SISTEM ekonomi Pancasila sejauh ini masih sebatas wacana. Dan itu, sebuah sistem ekonomi yang “bukan-bukan”—bukan sistem kapitalis juga bukan sistem sosialis.
Istilah ekonomi Pancasila pertama muncul dalam artikel Emil Salim pada 1967. Ini ia perjelas pada 1979. Esensinya, ekonomi Pancasila adalah suatu konsep kebijaksanaan ekonomi, setelah mengalami pergerakan bandul dari kiri ke kanan hingga mencapai titik keseimbangan. Ke kanan artinya bebas mengikuti aturan pasar, sedangkan ke kiri artinya mengalami intervensi negara dalam bentuk perencanaan terpusat. (wikipedia)
Secara sederhana, ekonomi Pancasila versi Emil Salim bisa disebut sebagai sebuah sistem ekonomi pasar dengan pengendalian pemerintah atau "ekonomi pasar terkendali."
Kemudian Mubyarto menghadirkan Teori Ekonomi Pancasila (1987), teori asli berdasar data induktif empirik Indonesia, yang menggambarkan ekonomi riil (real economic life). Teori ini tak menyimpang dari teori ekonomi pasar, yang berarti bukan didasarkan pengaturan pemerintah atau komando negara, atau menjadikan ekonomi sosialis/komunis. Ekonomi Pancasila versi Mubyarto adalah ekonomi pasar yang berorientasi sepenuhnya pada ekonomi rakyat. (Rizky Febriana, Kompasiana, 30/9/2014)
Menurut Mubyarto, setidaknya ada lima ciri khas sistem ekonomi Pancasila.
(1) Roda kegiatan ekonomi digerakkan oleh rangsangan ekonomi, sosial, dan moral.
(2) Ada kehendak kuat dari warga masyarakat untuk mewujudkan kemerataan sosial, yaitu tidak membiarkan terjadinya ketimpangan ekonomi dan sosial.
(3) Dijiwai semangat nasionalisme ekonomi dan tantangannya di era globalisasi yaitu terwujudnya perekonomian nasional yang kuat, tangguh, dan mandiri.
(4) Demokrasi ekonomi berdasarkan kerakyatan dan kekeluargaan. Dalam konteks ini, koperasi dan usaha kooperatif menjiwai perilaku ekonomi perorangan dan masyarakat.

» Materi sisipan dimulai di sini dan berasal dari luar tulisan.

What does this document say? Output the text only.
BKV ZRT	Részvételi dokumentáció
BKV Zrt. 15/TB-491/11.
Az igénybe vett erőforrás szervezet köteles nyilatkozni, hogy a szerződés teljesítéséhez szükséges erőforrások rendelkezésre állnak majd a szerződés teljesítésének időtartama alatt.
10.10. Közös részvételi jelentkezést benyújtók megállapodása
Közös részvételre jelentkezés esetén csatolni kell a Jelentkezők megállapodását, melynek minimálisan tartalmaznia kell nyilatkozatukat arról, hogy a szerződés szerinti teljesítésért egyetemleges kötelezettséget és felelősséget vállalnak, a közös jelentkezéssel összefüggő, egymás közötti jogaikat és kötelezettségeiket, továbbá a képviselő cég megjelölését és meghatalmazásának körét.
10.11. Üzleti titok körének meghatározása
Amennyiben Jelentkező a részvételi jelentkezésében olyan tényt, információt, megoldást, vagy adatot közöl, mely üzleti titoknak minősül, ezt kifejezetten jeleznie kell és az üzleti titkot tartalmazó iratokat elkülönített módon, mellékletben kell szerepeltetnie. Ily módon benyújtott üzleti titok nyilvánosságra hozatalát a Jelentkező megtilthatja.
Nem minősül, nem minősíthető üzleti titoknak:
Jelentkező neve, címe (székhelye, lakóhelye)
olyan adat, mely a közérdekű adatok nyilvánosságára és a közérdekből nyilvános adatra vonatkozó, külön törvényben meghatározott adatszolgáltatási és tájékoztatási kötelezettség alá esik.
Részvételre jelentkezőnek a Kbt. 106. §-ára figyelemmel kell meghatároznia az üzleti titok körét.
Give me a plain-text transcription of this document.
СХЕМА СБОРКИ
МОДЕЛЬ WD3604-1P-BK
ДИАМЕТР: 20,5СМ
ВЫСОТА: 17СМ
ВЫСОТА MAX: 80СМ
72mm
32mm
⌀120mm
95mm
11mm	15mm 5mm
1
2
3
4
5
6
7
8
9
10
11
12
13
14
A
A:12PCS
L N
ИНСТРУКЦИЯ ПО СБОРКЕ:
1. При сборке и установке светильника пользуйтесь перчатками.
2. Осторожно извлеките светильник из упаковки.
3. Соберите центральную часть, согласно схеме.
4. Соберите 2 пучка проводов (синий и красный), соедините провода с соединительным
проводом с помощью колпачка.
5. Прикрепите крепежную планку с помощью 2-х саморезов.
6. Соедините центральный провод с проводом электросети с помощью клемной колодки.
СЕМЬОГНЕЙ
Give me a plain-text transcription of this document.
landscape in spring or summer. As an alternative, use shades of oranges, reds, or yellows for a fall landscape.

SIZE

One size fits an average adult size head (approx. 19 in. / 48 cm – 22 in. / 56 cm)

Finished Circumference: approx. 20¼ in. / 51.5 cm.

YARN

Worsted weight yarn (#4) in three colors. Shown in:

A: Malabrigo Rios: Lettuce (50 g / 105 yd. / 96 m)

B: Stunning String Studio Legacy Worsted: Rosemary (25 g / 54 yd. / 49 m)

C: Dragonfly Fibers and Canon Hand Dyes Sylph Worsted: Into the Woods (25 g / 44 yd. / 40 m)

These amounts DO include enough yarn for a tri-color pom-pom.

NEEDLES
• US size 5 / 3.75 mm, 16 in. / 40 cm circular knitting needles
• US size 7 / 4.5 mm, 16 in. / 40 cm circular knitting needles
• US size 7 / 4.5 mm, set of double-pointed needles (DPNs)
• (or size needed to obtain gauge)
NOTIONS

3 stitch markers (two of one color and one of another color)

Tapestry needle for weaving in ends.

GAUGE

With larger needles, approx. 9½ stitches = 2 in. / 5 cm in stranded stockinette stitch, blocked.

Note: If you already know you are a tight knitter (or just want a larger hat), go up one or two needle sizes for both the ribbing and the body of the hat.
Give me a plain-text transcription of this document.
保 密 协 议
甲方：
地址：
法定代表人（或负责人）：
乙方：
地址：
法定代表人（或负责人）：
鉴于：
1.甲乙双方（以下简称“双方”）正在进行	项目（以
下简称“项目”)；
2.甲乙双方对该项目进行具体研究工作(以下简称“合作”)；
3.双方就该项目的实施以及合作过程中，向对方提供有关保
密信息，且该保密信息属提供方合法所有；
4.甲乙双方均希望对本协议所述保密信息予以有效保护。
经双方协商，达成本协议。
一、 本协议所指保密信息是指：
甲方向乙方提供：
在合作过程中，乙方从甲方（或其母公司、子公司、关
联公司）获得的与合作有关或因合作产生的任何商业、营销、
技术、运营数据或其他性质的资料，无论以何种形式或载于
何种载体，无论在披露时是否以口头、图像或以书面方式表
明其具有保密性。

(5) Adanya keseimbangan yang harmonis, efisien, dan adil antara perencanaan nasional dan otonomi yang luas, bebas, dan bertanggung jawab menuju terciptanya keadilan sosial.
Demikian dua konsep ekonomi Pancasila. Terkait konsep Emil Salim, ayunan bandul dari kiri ke kanan bukan sebatas keseimbangan, tapi bablas terbawa arus neoliberalisme. Akibatnya, terkait konsep Mubyarto, ekonomi kerakyatan sebatas window dressing.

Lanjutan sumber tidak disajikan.